How leverage can help you build wealth

Borrowing to invest can magnify the returns on assets. Here’s how it works.



From the magazine.


Interested in using leverage to boost your returns? We have news for you: if you have a mortgage, then you’re already doing it. Buying a home is one of the best uses of leverage, says Al Feth, a fee-only adviser in Toronto. “Your gain will be tax-free and you won’t become as emotionally affected in times of market downturns.”

Let’s say you saved $50,000 and you want to buy a condo for $250,000. To make up the difference you borrow $200,000 in the form of a mortgage. If the value of your condo rises by 33% over the next five years, it will be worth $332,500. That’s a great return. But remember, you only put $50,000 down in cash. So, if you sold your condo for $332,500, you’d walk away with $82,500 in cash, for a gain of $32,500 on your original investment. That’s a 65% return. Of course, you’d still have all of the transactional costs involved in buying and selling your home, so you wouldn’t get the full 65% return, but it’s a good illustration of how leverage works.

“The best part is that the entire gain will be completely tax-free,” says Jason Heath, a fee-only certified financial planner with Objective Financial Partners in Toronto. “Other than perhaps investing in your education, you really couldn’t make a better leveraged investment than this.”

Borrowing to invest in stocks works in much the same way, but the risk you take on is far higher. If you want to use leverage to increase your investment returns, be sure to consult a tax expert as well as your adviser before borrowing any money.

3 comments on “How leverage can help you build wealth

  1. Leverage works well in rising markets but is a disaster in declining markets…including real estate. Ask the average American homeowner if they are happy they leveraged their home. When US property values dropped most were wiped out leaving a huge crater in the housing market. The US market may not recover for 5 or 10 years if at all. Best to avoid leveraging completely except to buy an owner occupied home that you intend to live in for a long time. Buy a house you can afford with a mortgage you can manage.

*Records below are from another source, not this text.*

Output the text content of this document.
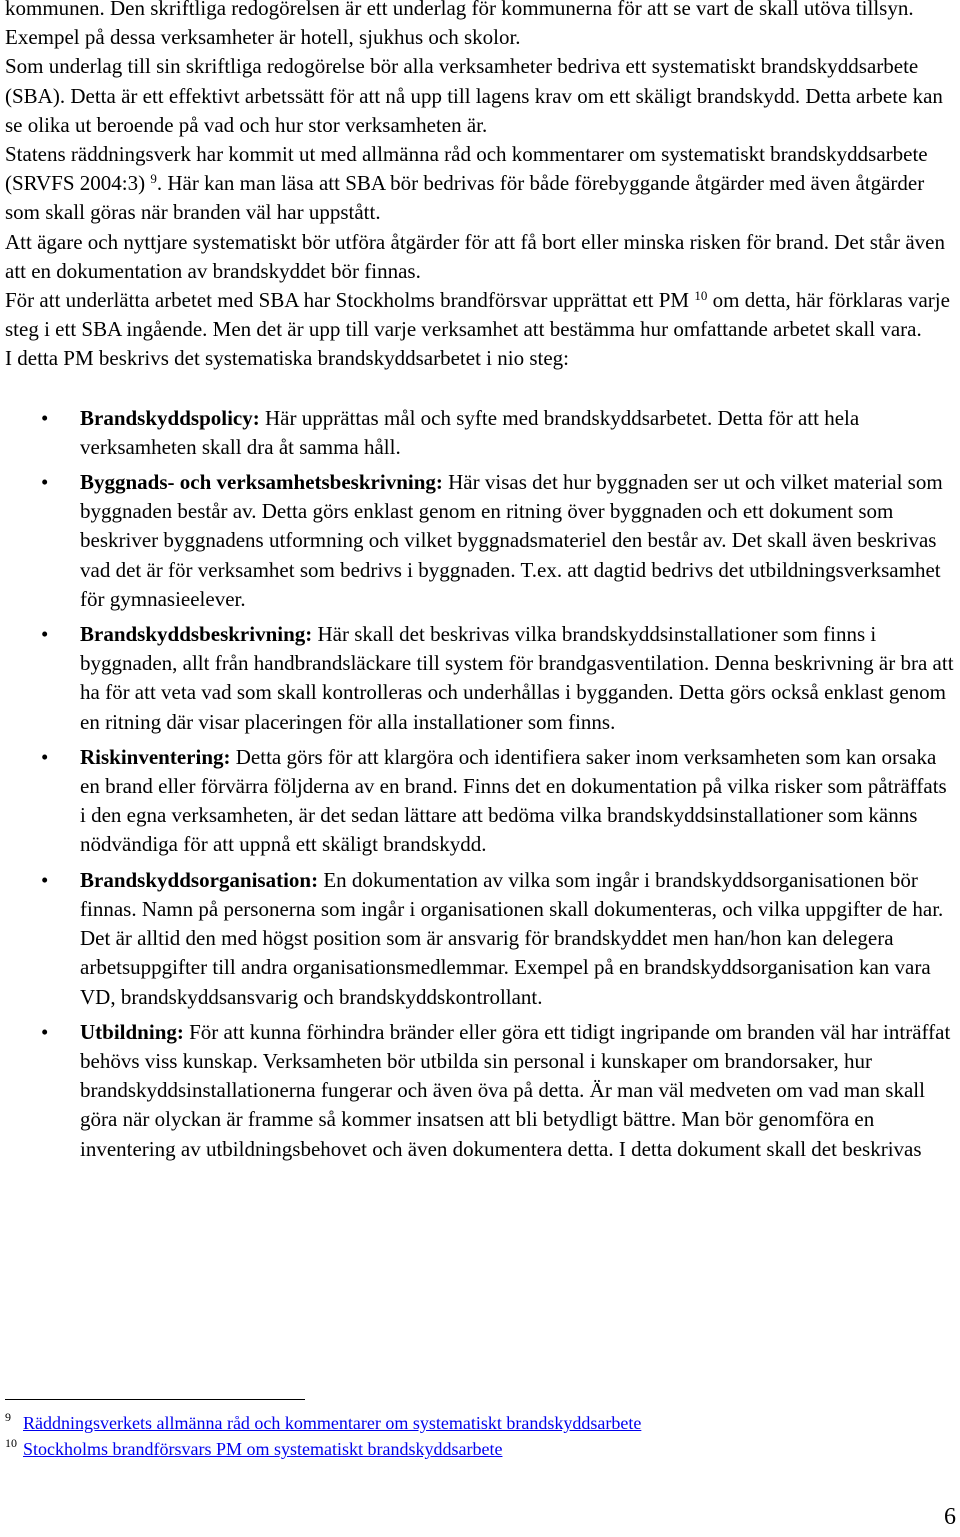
kommunen. Den skriftliga redogörelsen är ett underlag för kommunerna för att se vart de skall utöva tillsyn. Exempel på dessa verksamheter är hotell, sjukhus och skolor.

Som underlag till sin skriftliga redogörelse bör alla verksamheter bedriva ett systematiskt brandskyddsarbete (SBA). Detta är ett effektivt arbetssätt för att nå upp till lagens krav om ett skäligt brandskydd. Detta arbete kan se olika ut beroende på vad och hur stor verksamheten är.

Statens räddningsverk har kommit ut med allmänna råd och kommentarer om systematiskt brandskyddsarbete (SRVFS 2004:3) $^9$. Här kan man läsa att SBA bör bedrivas för både förebyggande åtgärder med även åtgärder som skall göras när branden väl har uppstått.

Att ägare och nyttjare systematiskt bör utföra åtgärder för att få bort eller minska risken för brand. Det står även att en dokumentation av brandskyddet bör finnas.

För att underlätta arbetet med SBA har Stockholms brandförsvar upprättat ett PM $^{10}$ om detta, här förklaras varje steg i ett SBA ingående. Men det är upp till varje verksamhet att bestämma hur omfattande arbetet skall vara.

I detta PM beskrivs det systematiska brandskyddsarbetet i nio steg:

• Brandskyddspolicy: Här upprättas mål och syfte med brandskyddsarbetet. Detta för att hela verksamheten skall dra åt samma håll.
• Byggnads- och verksamhetsbeskrivning: Här visas det hur byggnaden ser ut och vilket material som byggnaden består av. Detta görs enklast genom en ritning över byggnaden och ett dokument som beskriver byggnadens utformning och vilket byggnadsmateriel den består av. Det skall även beskrivas vad det är för verksamhet som bedrivs i byggnaden. T.ex. att dagtid bedrivs det utbildningsverksamhet för gymnasieelever.
• Brandskyddsbeskrivning: Här skall det beskrivas vilka brandskyddsinstallationer som finns i byggnaden, allt från handbrandsläckare till system för brandgasventilation. Denna beskrivning är bra att ha för att veta vad som skall kontrolleras och underhållas i bygganden. Detta görs också enklast genom en ritning där visar placeringen för alla installationer som finns.
• Riskinventering: Detta görs för att klargöra och identifiera saker inom verksamheten som kan orsaka en brand eller förvärra följderna av en brand. Finns det en dokumentation på vilka risker som påträffats i den egna verksamheten, är det sedan lättare att bedöma vilka brandskyddsinstallationer som känns nödvändiga för att uppnå ett skäligt brandskydd.
• Brandskyddsorganisation: En dokumentation av vilka som ingår i brandskyddsorganisationen bör finnas. Namn på personerna som ingår i organisationen skall dokumenteras, och vilka uppgifter de har. Det är alltid den med högst position som är ansvarig för brandskyddet men han/hon kan delegera arbetsuppgifter till andra organisationsmedlemmar. Exempel på en brandskyddsorganisation kan vara VD, brandskyddsansvarig och brandskyddskontrollant.
• Utbildning: För att kunna förhindra bränder eller göra ett tidigt ingripande om branden väl har inträffat behövs viss kunskap. Verksamheten bör utbilda sin personal i kunskaper om brandorsaker, hur brandskyddsinstallationerna fungerar och även öva på detta. Är man väl medveten om vad man skall göra när olyckan är framme så kommer insatsen att bli betydligt bättre. Man bör genomföra en inventering av utbildningsbehovet och även dokumentera detta. I detta dokument skall det beskrivas
9 Räddningsverkets allmänna råd och kommentarer om systematiskt brandskyddsarbete
10 Stockholms brandförsvars PM om systematiskt brandskyddsarbete
6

  2. Suggesting any kind of leveraging at a time of a potential real estate bubble and during worldwide investment market volatility is asinine.

    Most participating in this kind of activity today are those who really have never experienced what has happened historically.


  3. Whether leverage makes sense depends on the circumstances. Like most things financial there is not one right answer that can be applied to all cases. Leverage investing for speculation is only advisable for those who can emotionally accept and financially take on the risk. Leverage investing considered as part of a risk managed strategy may make sense. For example, if you have an investment portfolio and a home mortgage it may, in the right circumstances, make sense to liquidate the portfolio, use the proceeds to pay down your mortgage, borrowing the proceeds (e.g., through a HELOC) and repurchasing the portfolio holdings using the borrowed funds. The interest charged on the funds is tax deductible if the funds are invested in income producing securities. Of course all the numbers need to work.